Beberapa orang dengan risk profile konservatif cenderung mencari safe haven dalam kondisi seperti ini.
Di antara safe haven yang paling dipercaya adalah dollar dan emas/precious metal. Lalu apakah yang harus dipertimbangkan sebelum memilih asset class ini.
R E T U R N
Kita tentu kita mengharapkan pengembalian yang lebih besar dari penempatan dana kita dengan tingkat resiko yang masih bisa diterima.
Berbeda dengan jenis asset lain yang kadang memberi return lebih tinggi seperti pada saham, kripto, reksadana dan sebagainya. Emas dan dollar cenderung lebih rendah dalam hal return jika dibandingkan dengan instrumen-instrumen tersebut.
Tentu saja hal ini terjadi karena sifat defensif dari keduanya. Lalu berapakah return secara historis dari dollar dan emas.
Bila kita ambil data dari nilai dollar terhadap rupiah dari tahun 1998 sampai sekarang nilai dollar telah meningkat sampai sekitar 7 kali lipat.
Bagaimana dengan emas? secara internasional harga emas ditentukan dalam mata uang Dollar. Oleh sebab itu jika nilai Rupiah melemah terhadap Dollar berarti diperlukan makin banyak rupiah yang harus dikeluarkan untuk membeli emas dalam jumlah yang sama.
Sedih juga ya, nilai mata uang kita lemah sekali ternyata. Lalu apa Bank Indonesia tidak berusaha membuat Rupiah lebih perkasa?
Membuat nilai mata uang lebih kuat ternyata tidak selalu lebih baik loh, salah-salah justru dapat menjadi jerat bagi pertumbuhan ekonomi karena dapat menekan ekspor.
Jadi nilai Rupiah hari ini bisa dikatakan adalah batas yang dianggap pemerintah cukup mendukung target perekonomian nasional.
Kembali ke emas selain melihat harganya yang cenderung naik saat kurs Rupiah melemah ternyata dalam 20 tahun terakhir dan tahun-tahun ke depan pun nilai emas dalam trend terus naik.
Hal ini terjadi karena yang terjadi di perekonomian adalah kebijakan negara-negara seperti Amerika Serikat khususnya yang terus mencetak Dollar tanpa ada jaminan apa pun (quantitative easing).

Beberapa pakar menganggap ini adalah uang bodong dan tidak lebih berharga dari kertas toilet. Bila kita yang mencetak uang kita akan disebut pemalsu uang tetapi bila The Fed yang melakukannya mereka sebut sebagai kebijakan. Lucu memang.
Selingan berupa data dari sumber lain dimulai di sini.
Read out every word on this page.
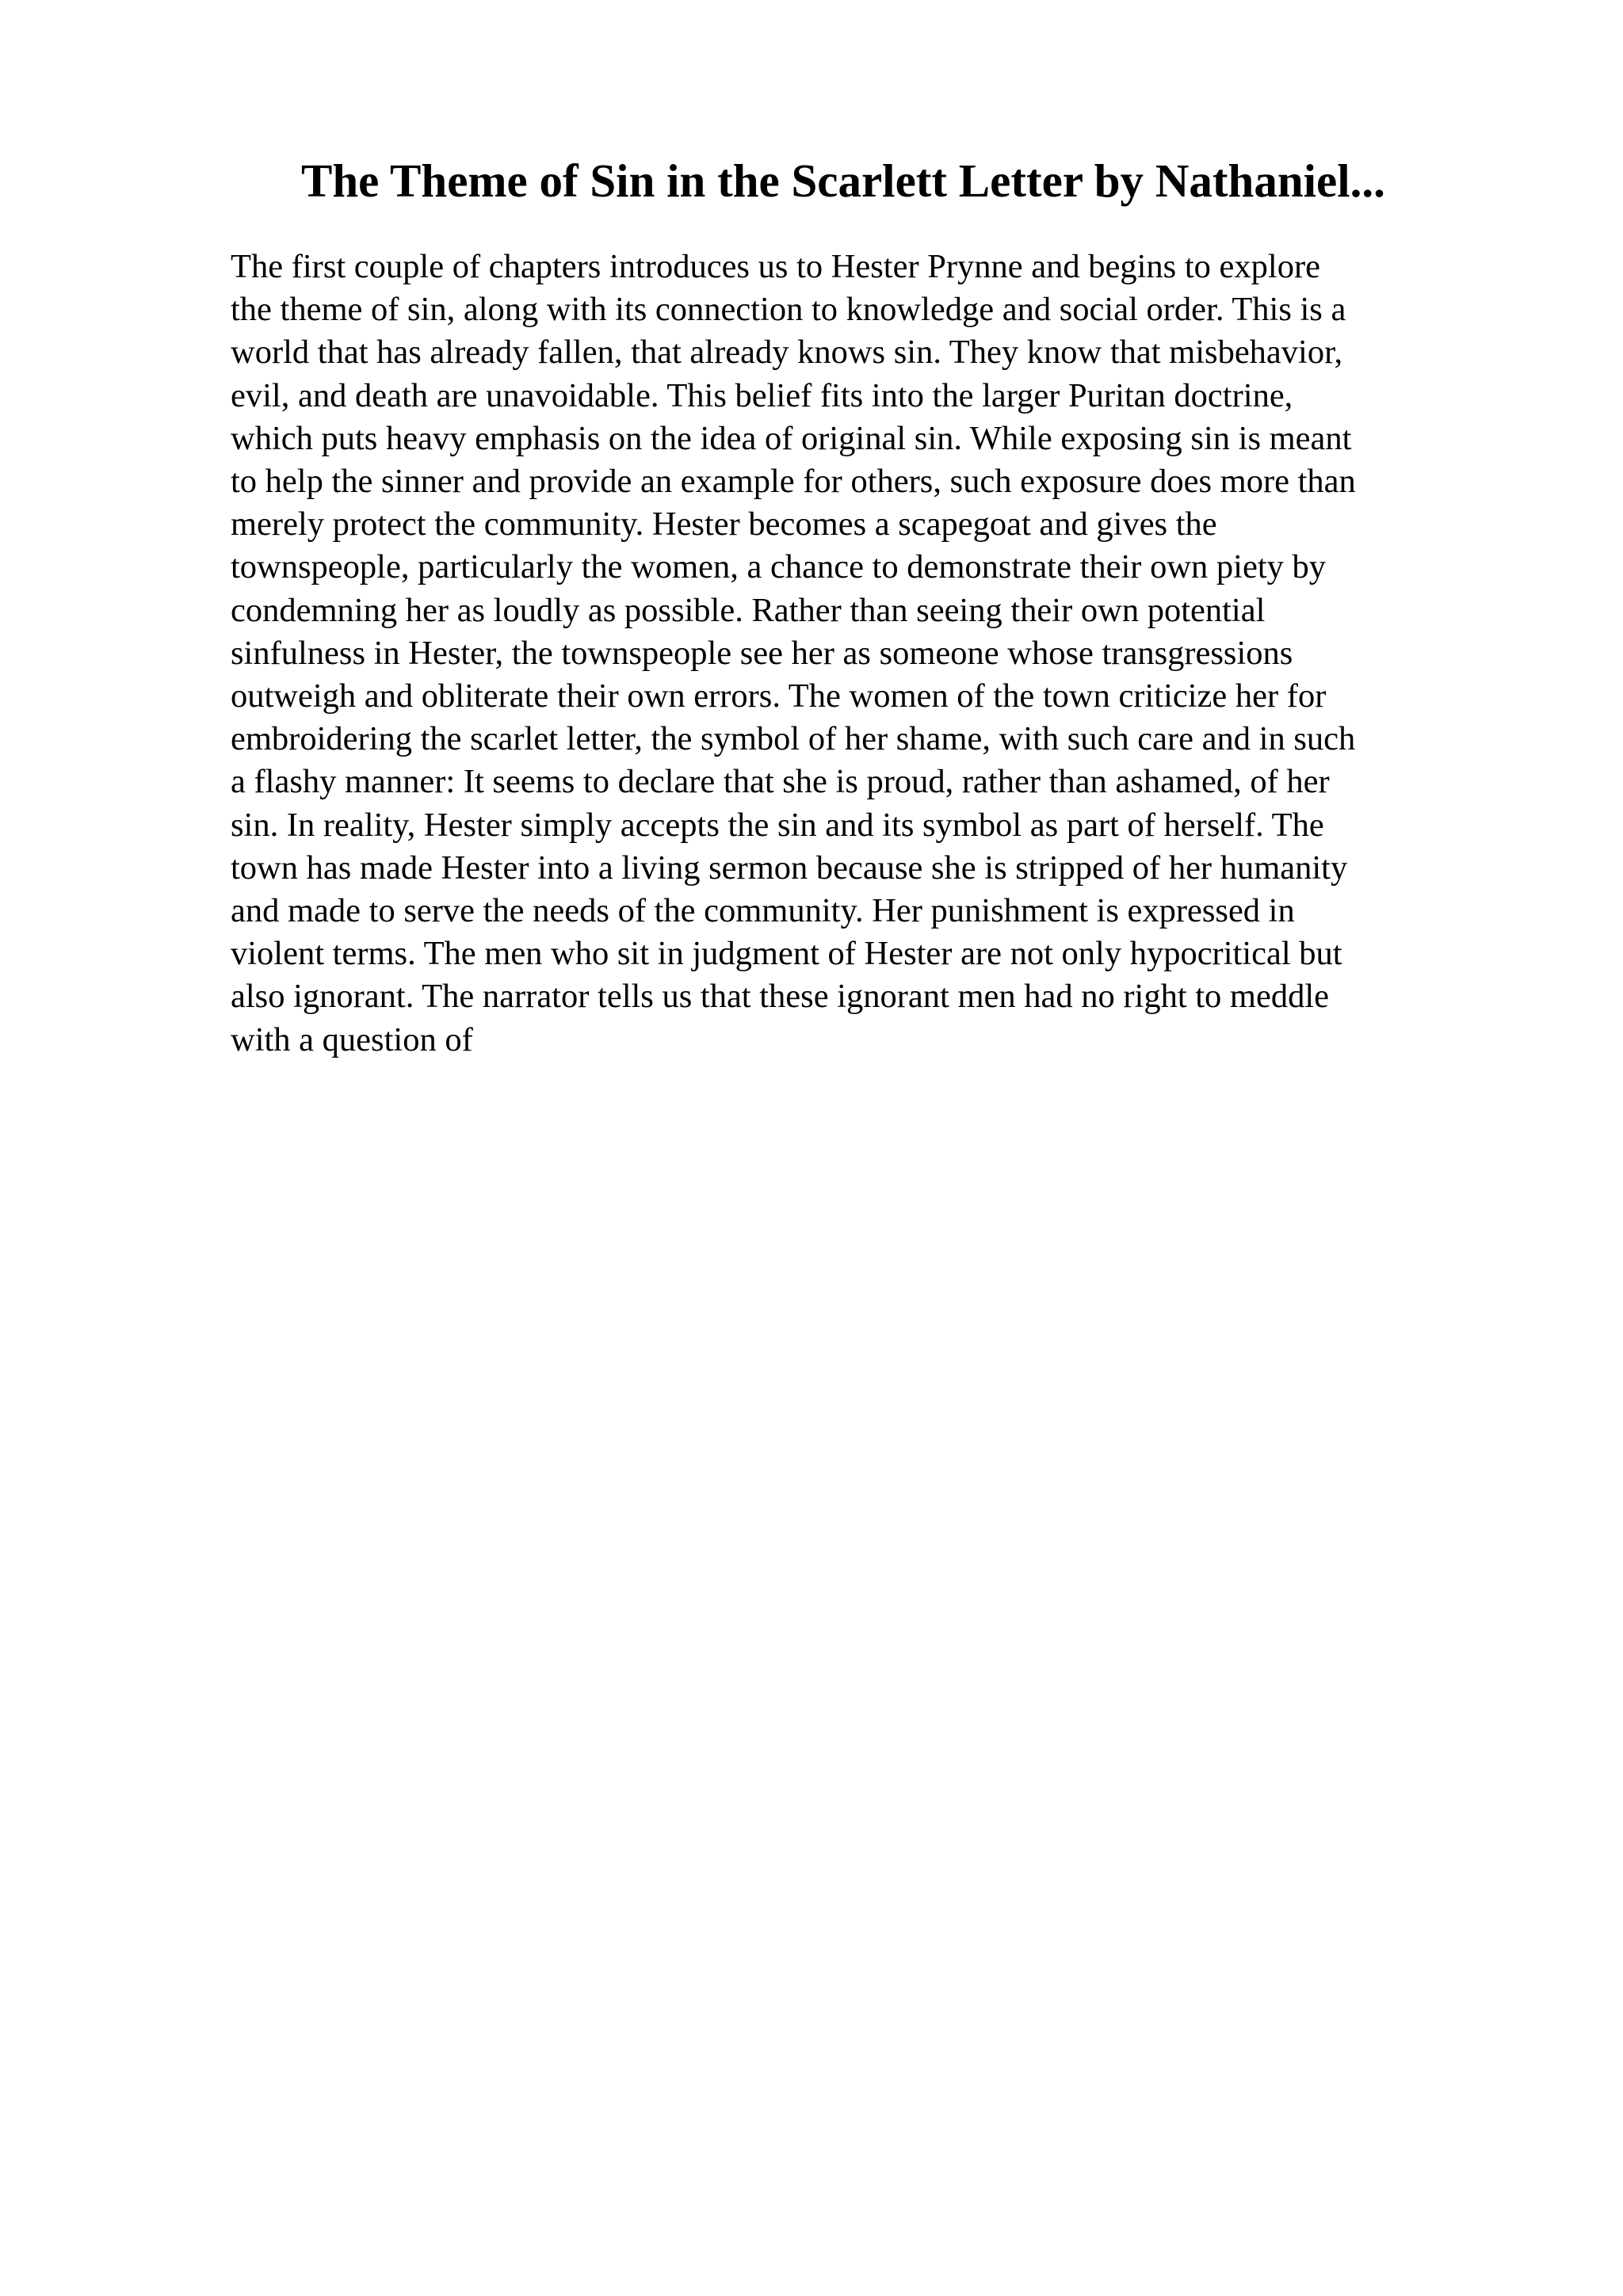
The Theme of Sin in the Scarlett Letter by Nathaniel...
The first couple of chapters introduces us to Hester Prynne and begins to explore
the theme of sin, along with its connection to knowledge and social order. This is a
world that has already fallen, that already knows sin. They know that misbehavior,
evil, and death are unavoidable. This belief fits into the larger Puritan doctrine,
which puts heavy emphasis on the idea of original sin. While exposing sin is meant
to help the sinner and provide an example for others, such exposure does more than
merely protect the community. Hester becomes a scapegoat and gives the
townspeople, particularly the women, a chance to demonstrate their own piety by
condemning her as loudly as possible. Rather than seeing their own potential
sinfulness in Hester, the townspeople see her as someone whose transgressions
outweigh and obliterate their own errors. The women of the town criticize her for
embroidering the scarlet letter, the symbol of her shame, with such care and in such
a flashy manner: It seems to declare that she is proud, rather than ashamed, of her
sin. In reality, Hester simply accepts the sin and its symbol as part of herself. The
town has made Hester into a living sermon because she is stripped of her humanity
and made to serve the needs of the community. Her punishment is expressed in
violent terms. The men who sit in judgment of Hester are not only hypocritical but
also ignorant. The narrator tells us that these ignorant men had no right to meddle
with a question of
Akibat banyak uang beredar inilah yang memicu inflasi saat ini. Ketika perekonomian tidak bertumbuh secara riil dalam arti produksi barang dan jasa, di dunia saat ini yang tercipta adalah kekayaan palsu.
Seakan-akan dunia makin kaya secara nominal padahal daya beli/purchasing power terus menurun. Seperti hukum ekonomi ketika supply lebih besar akibatnya harga akan naik dan itulah yang terjadi pada emas.
Dengan melihat fenomena ini menyimpan emas di Indonesia dengan melihat kurs Dollar yang terus meningkat terhadap Rupiah dan kenaikan emas itu sendiri terhadap Dollar akan menyebabkan penyimpan emas mendapat benefit lebih bila dibandingkan dengan kita menyimpan valas Dollar saja.

Menyimpan valas tentu perlu juga jika tujuannya untuk jangka pendek dan pembayaran luar negeri seperti untuk pendidikan atau pun transaksi ekspor impor.